I’ve faced the explicit choice between pursuing my career and marrying my then-boyfriend only once, and although I’ve questioned my decision, I don’t regret it at all. Also, I’m glad I don’t have a child to support on my salary, so I think my grandmother’s command when I went away to college to “keep your head in those books and away from those boys!” was sage advice.* However, I’ve since realized a few things. 1) Loneliness sucks. 2) “Pursuing your dreams” as a writer tends to leave you feeling pretty under-accomplished and shitty when an abundance of awards and over-achievement have been your measuring stick for more than 30 years. (I’m 33, and I could tie my shoes when I was 2, so that counts as over-achievement.) 3) Having a partner would make my goals as a writer more feasible.
I never considered any of these epiphanies a possibility, and I doubt anyone advising me did, either. But that last one especially has come as a surprise. As I wrote during my #BlogLikeCrazy month, “at this stage in my life, I recognize the importance of practicality in relationships, particularly in a long-term live-in partnership or marriage. Most people think of falling in passionate love; I think of dishes. I think of support. I think of life balance.” I also think of splitting the bills so that maybe a part-time job that allows for more time to write is doable.
And I think of happiness, of how happy I was the few months of my life I was in a good relationship, of how happy I am when I feel like someone is in this solitary profession with me, and how much more productive I am when I’m happy. I don’t believe in looking towards someone else to make yourself happy, but I’m not sure that I can achieve my writing goals without a partner (and because the search for a partner is so time-consuming, I’m not sure how I can achieve my partner goals without always taking time away from writing).
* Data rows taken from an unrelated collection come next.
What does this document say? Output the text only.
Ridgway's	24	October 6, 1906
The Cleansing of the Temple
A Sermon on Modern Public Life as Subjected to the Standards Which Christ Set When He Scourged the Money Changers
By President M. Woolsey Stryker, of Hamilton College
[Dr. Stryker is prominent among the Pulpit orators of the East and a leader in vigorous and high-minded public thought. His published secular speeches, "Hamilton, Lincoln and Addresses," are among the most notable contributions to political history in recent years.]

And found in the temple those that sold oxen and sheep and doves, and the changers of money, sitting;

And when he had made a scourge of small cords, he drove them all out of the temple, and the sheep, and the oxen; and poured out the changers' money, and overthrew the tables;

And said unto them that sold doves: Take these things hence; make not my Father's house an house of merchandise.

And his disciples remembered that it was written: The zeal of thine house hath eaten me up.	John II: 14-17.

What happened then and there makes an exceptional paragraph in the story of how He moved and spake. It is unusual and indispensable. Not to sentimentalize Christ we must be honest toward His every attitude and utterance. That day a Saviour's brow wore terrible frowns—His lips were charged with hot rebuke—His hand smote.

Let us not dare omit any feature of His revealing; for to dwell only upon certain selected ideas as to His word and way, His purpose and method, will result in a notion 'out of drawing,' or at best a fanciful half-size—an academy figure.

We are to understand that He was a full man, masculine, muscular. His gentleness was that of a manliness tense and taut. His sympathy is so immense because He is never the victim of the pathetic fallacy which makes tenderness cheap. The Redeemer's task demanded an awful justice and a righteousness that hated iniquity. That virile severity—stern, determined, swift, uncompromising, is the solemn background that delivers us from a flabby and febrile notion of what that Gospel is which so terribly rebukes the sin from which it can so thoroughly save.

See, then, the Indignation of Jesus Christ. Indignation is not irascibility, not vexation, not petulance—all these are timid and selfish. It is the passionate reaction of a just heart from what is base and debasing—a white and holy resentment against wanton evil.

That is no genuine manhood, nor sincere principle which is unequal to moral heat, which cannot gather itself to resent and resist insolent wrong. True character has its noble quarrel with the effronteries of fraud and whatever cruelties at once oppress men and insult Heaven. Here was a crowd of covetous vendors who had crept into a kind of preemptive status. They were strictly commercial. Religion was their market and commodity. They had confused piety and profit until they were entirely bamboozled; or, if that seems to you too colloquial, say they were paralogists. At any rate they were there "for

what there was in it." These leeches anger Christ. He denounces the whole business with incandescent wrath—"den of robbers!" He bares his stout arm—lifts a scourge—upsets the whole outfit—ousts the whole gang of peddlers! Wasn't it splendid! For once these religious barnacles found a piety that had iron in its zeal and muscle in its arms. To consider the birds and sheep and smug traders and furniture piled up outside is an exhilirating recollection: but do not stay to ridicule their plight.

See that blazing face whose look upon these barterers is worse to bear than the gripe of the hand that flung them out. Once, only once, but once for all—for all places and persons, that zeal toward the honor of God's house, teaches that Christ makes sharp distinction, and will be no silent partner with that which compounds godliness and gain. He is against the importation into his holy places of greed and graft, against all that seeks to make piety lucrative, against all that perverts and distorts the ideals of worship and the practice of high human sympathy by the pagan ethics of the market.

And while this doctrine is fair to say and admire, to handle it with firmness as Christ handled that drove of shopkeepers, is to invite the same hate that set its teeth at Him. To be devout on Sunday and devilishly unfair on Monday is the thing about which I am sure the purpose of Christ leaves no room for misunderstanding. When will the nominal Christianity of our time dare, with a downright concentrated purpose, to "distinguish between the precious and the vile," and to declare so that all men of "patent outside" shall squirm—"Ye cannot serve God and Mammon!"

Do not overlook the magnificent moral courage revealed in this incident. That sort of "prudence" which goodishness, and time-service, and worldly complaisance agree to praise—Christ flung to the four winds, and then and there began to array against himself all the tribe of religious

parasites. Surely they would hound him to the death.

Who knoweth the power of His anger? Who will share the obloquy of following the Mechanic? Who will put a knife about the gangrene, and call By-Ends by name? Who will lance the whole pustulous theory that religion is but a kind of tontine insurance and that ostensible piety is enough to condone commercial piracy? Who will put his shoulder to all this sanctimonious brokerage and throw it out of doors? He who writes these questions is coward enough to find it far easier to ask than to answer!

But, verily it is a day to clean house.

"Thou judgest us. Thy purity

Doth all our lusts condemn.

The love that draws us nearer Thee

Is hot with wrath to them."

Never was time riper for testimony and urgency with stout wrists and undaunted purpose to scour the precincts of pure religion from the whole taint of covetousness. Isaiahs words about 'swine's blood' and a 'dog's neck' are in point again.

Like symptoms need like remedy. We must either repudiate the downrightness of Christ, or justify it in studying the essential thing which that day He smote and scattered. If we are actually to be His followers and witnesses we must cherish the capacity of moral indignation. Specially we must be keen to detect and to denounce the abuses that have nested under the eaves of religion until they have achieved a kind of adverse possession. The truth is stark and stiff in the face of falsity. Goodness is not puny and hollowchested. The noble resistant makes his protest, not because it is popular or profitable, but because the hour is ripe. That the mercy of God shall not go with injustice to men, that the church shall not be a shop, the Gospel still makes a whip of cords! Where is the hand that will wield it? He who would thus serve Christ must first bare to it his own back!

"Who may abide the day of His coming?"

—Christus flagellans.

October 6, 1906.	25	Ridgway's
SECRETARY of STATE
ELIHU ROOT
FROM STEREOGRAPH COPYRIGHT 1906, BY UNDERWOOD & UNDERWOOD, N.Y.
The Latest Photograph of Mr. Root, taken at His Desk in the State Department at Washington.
As someone pointed out in the comments section, and as I’ve all but said myself, this is a sexist situation. Men aren’t encouraged to pursue marriage, especially not when they’re young. As a feminist, I can’t imagine advising a daughter to aspire to be a wife, to settle down and have babies quickly or to make romantic love her number one priority, just as I wouldn’t tell a son to marry as early in his twenties as possible. We should be teaching girls and boys to pursue happiness—not pleasure, not material things we’ve been trained to think bring happiness, and not even necessarily romantic feelings that change and fade, but rather to pursue balance and achievement. They should know that the right partner will support their academic and career passions. They should learn that it’s okay to be emotionally invested in another human being, that it’s okay to follow your heart, and that it’s okay to be happy. If I had known any of that, I’m certain I wouldn’t be on Match.com at all.
*I did get some opposing viewpoints, and I’ll be writing about those in an upcoming column for National Catholic Reporter. UPDATE 1/14/2014: It’s published: “Looking for Love the Christian Way Doesn’t Always Lead to Happiness.”